Earlier this year, US research firm, CB Insights surveyed over 100 start-ups to better understand reasons for early failures. The most obvious – no clear market need, not having the right team, and running out of cash – featured prominently. However, poor marketing was also a top contender as a reason for failure. This doesn’t only relate to difficulty in raising awareness of the product or service, but speaks to an inability to position the company in the eyes of potential lenders and investors.
Avoid fantasy financials
While various institutions have different mandates and place emphasis on different types of growth, all of them need to see evidence of your potential. When creating your financial projections make sure you can back up the assumptions behind the numbers. Developing financial projections is an art. Companies should certainly avoid over-inflating future earnings, but they should also be wary of being too conservative.

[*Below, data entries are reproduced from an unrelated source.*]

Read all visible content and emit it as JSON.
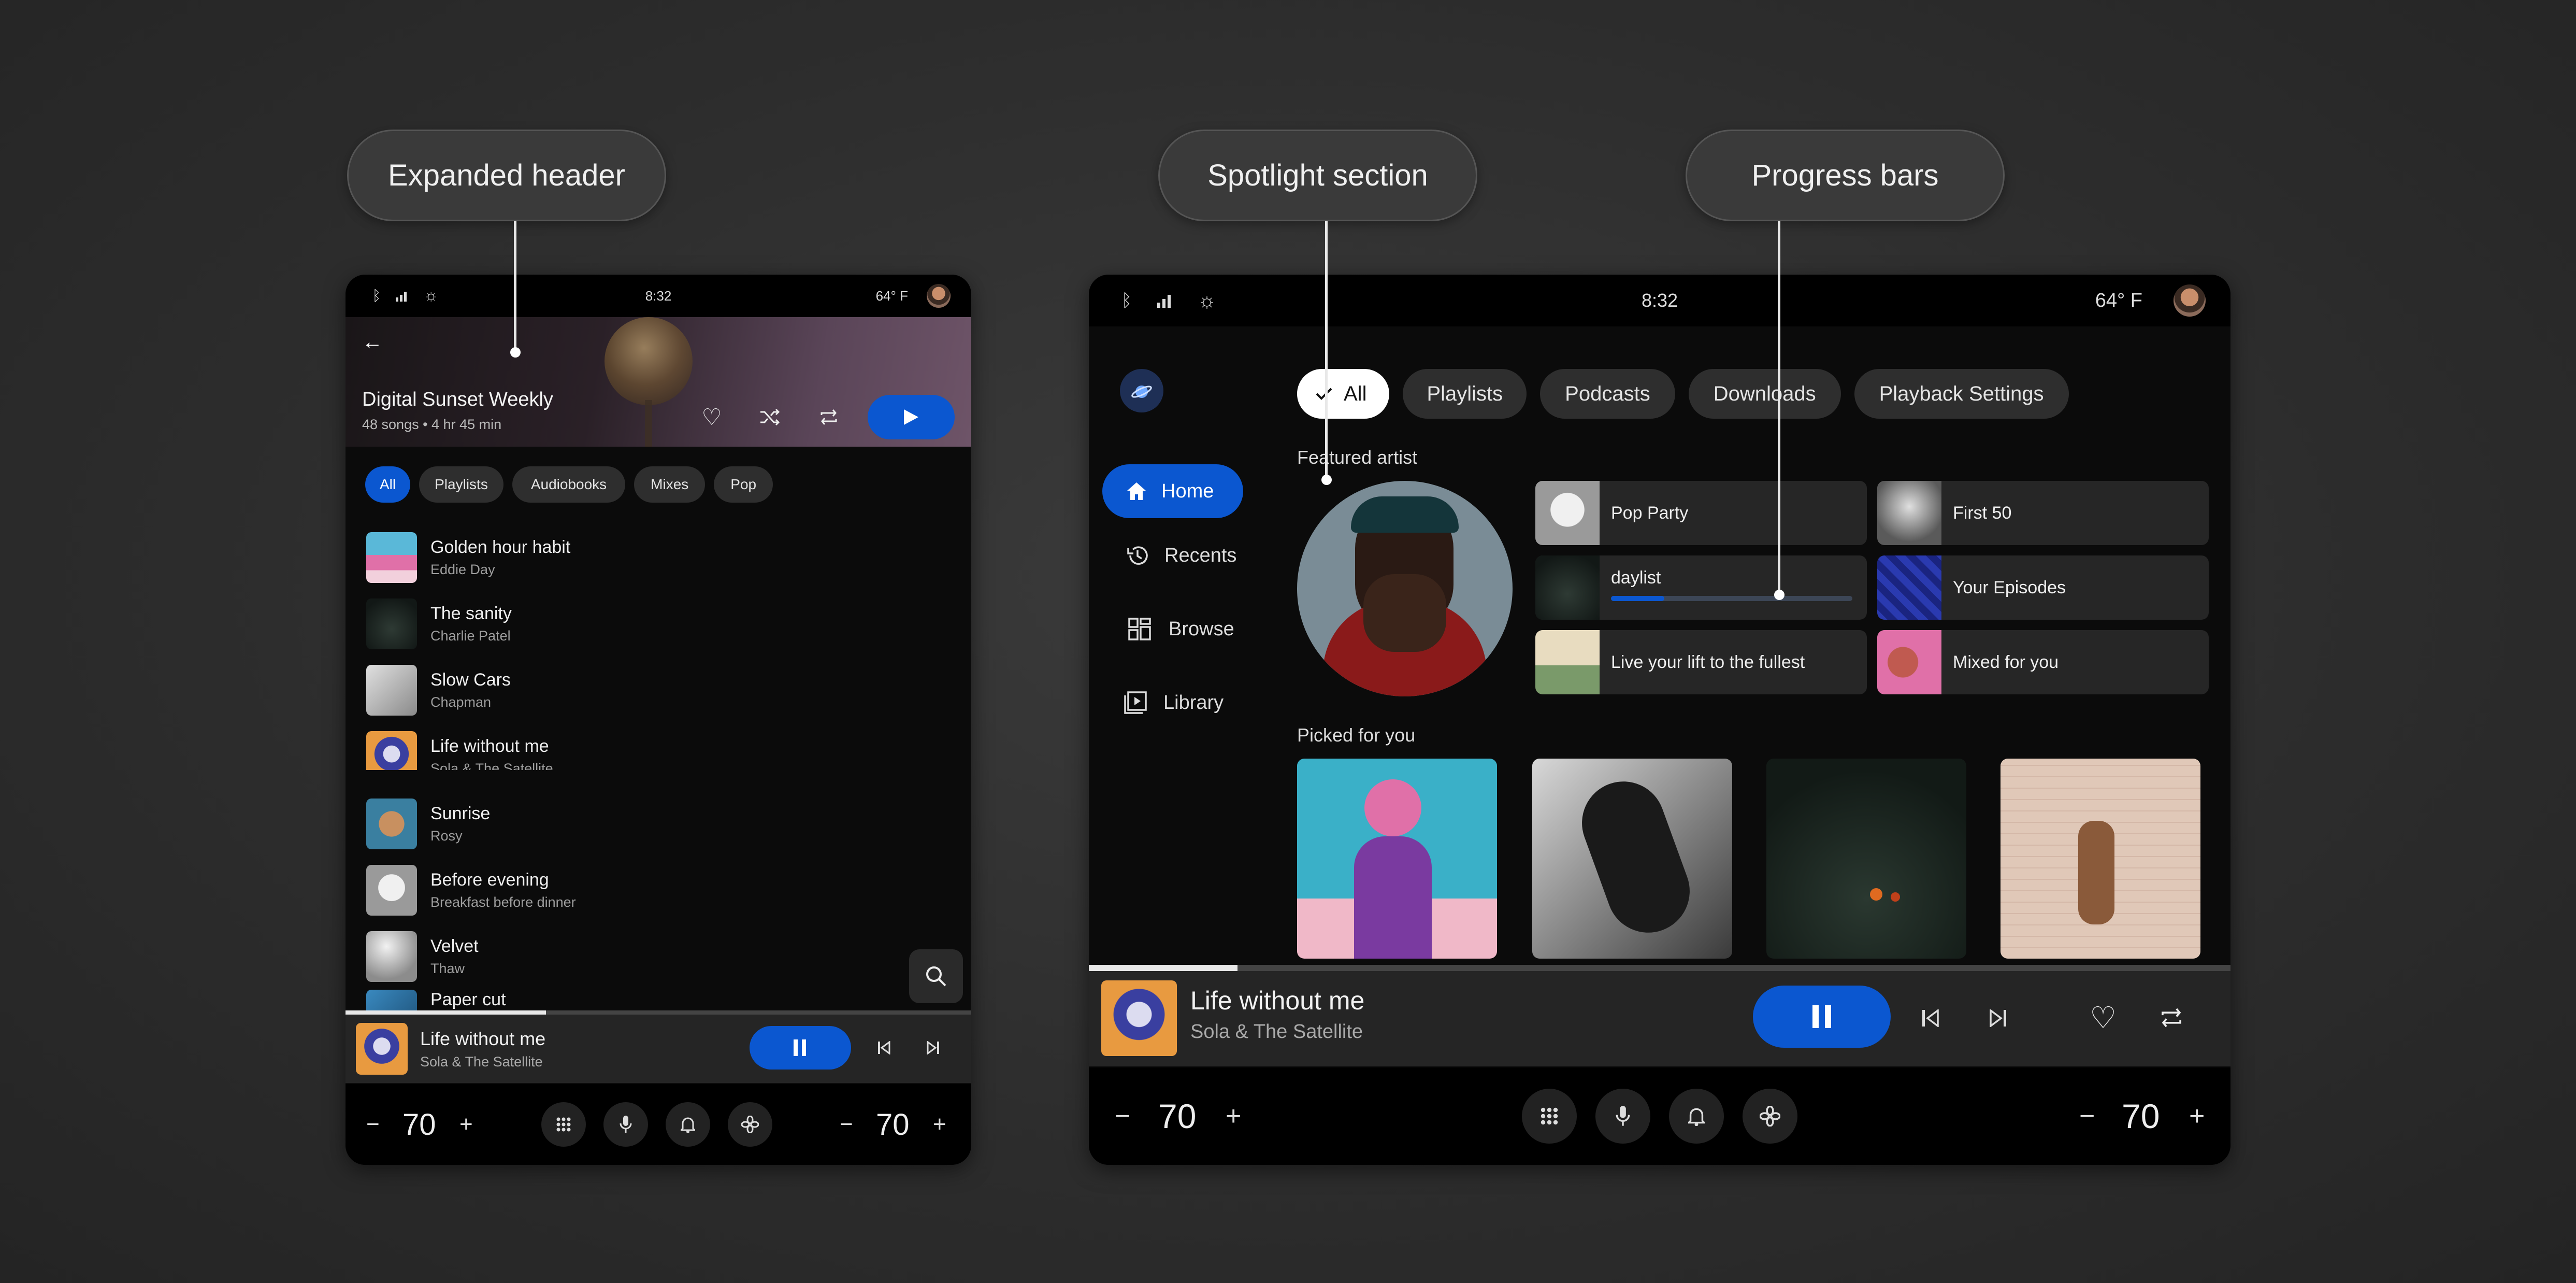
{
  "labels": {
    "expanded_header": "Expanded header",
    "spotlight": "Spotlight section",
    "progress": "Progress bars"
  },
  "left": {
    "status": {
      "time": "8:32",
      "temp": "64° F"
    },
    "header": {
      "title": "Digital Sunset Weekly",
      "meta": "48 songs • 4 hr 45 min"
    },
    "chips": [
      "All",
      "Playlists",
      "Audiobooks",
      "Mixes",
      "Pop"
    ],
    "tracks": [
      {
        "title": "Golden hour habit",
        "artist": "Eddie Day"
      },
      {
        "title": "The sanity",
        "artist": "Charlie Patel"
      },
      {
        "title": "Slow Cars",
        "artist": "Chapman"
      },
      {
        "title": "Life without me",
        "artist": "Sola & The Satellite"
      },
      {
        "title": "Sunrise",
        "artist": "Rosy"
      },
      {
        "title": "Before evening",
        "artist": "Breakfast before dinner"
      },
      {
        "title": "Velvet",
        "artist": "Thaw"
      },
      {
        "title": "Paper cut",
        "artist": ""
      }
    ],
    "now_playing": {
      "title": "Life without me",
      "artist": "Sola & The Satellite",
      "progress": 0.32
    },
    "climate": {
      "left_temp": "70",
      "right_temp": "70",
      "minus": "−",
      "plus": "+"
    }
  },
  "right": {
    "status": {
      "time": "8:32",
      "temp": "64° F"
    },
    "nav": [
      "Home",
      "Recents",
      "Browse",
      "Library"
    ],
    "chips": [
      "All",
      "Playlists",
      "Podcasts",
      "Downloads",
      "Playback Settings"
    ],
    "featured_label": "Featured artist",
    "cards": [
      {
        "title": "Pop Party"
      },
      {
        "title": "First 50"
      },
      {
        "title": "daylist",
        "progress": 0.22
      },
      {
        "title": "Your Episodes"
      },
      {
        "title": "Live your lift to the fullest"
      },
      {
        "title": "Mixed for you"
      }
    ],
    "picked_label": "Picked for you",
    "now_playing": {
      "title": "Life without me",
      "artist": "Sola & The Satellite",
      "progress": 0.13
    },
    "climate": {
      "left_temp": "70",
      "right_temp": "70",
      "minus": "−",
      "plus": "+"
    }
  },
  "colors": {
    "accent": "#0b57d0",
    "background": "#2c2c2c",
    "panel": "#0b0b0b"
  }
}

Reasonable, defendable assumptions that you are confident can be achieved, is the goal. These are also important as they will set the parameters for measurement going forward and need to be realistic if you are going to live up to them.
Avoid information overload
Pitching to lenders is a process and the leadership team should have a specific, shorter pitch for the first meeting. The top level detail should be included with an emphasis on ensuring the lender understands what it is you do, which market problem you are solving, the future potential of your company and how you aim to achieve success.
I have been in pitches where the presentation looks fantastic, but runs into 30 or more slides. Once you have piqued their genuine interest, you can delve into the finer detail. Death by PowerPoint never closes deals.
Know your audience
Each lender will be looking for specifics according to their mandate. A bank may be interested only in the numbers and the underlying security of the deal. Certain asset managers, meanwhile, may be looking for local job creation, while others will pay close attention to your ESG (Environmental, Social and Governance) report if sustainability is high on their agenda. You should understand the motivators for each lender and remember that this is not a one-size-fits all exercise.
Tell a story
Humans are hardwired to respond to storytelling. From our days sitting around fires in caves we have used stories as mechanisms to teach and retain information. Entrepreneurs should weave their company’s past and future into an interesting story to grab attention. Using different mediums, like a company video, can make a significant difference. Three minutes of screen time with compelling visuals will help get the message across as well as give a flavour of the business that a written document can never achieve.
Keep it clean
Once lenders are interested they will be doing more than kicking tyres. They will be doing a thorough search under the bonnet and your financials should hold no hidden surprises. Up to date management accounts and audited financials are imperative While we all know how difficult it is to run a start-up, having personal loans run through the business accounts will not do.
You don’t have to go it alone
Pitching to lenders is a skill, and not everyone is a born salesperson. You only have a few minutes to catch an investor’s eye. It makes sense to work with a partner who knows the lending environment and all its players. Insight and experience is the secret sauce when it comes to securing lending. Find an independent lending specialist at the beginning of the fund raising exercise who can help you craft your pitch and, most importantly, help you negotiate the best possible deal.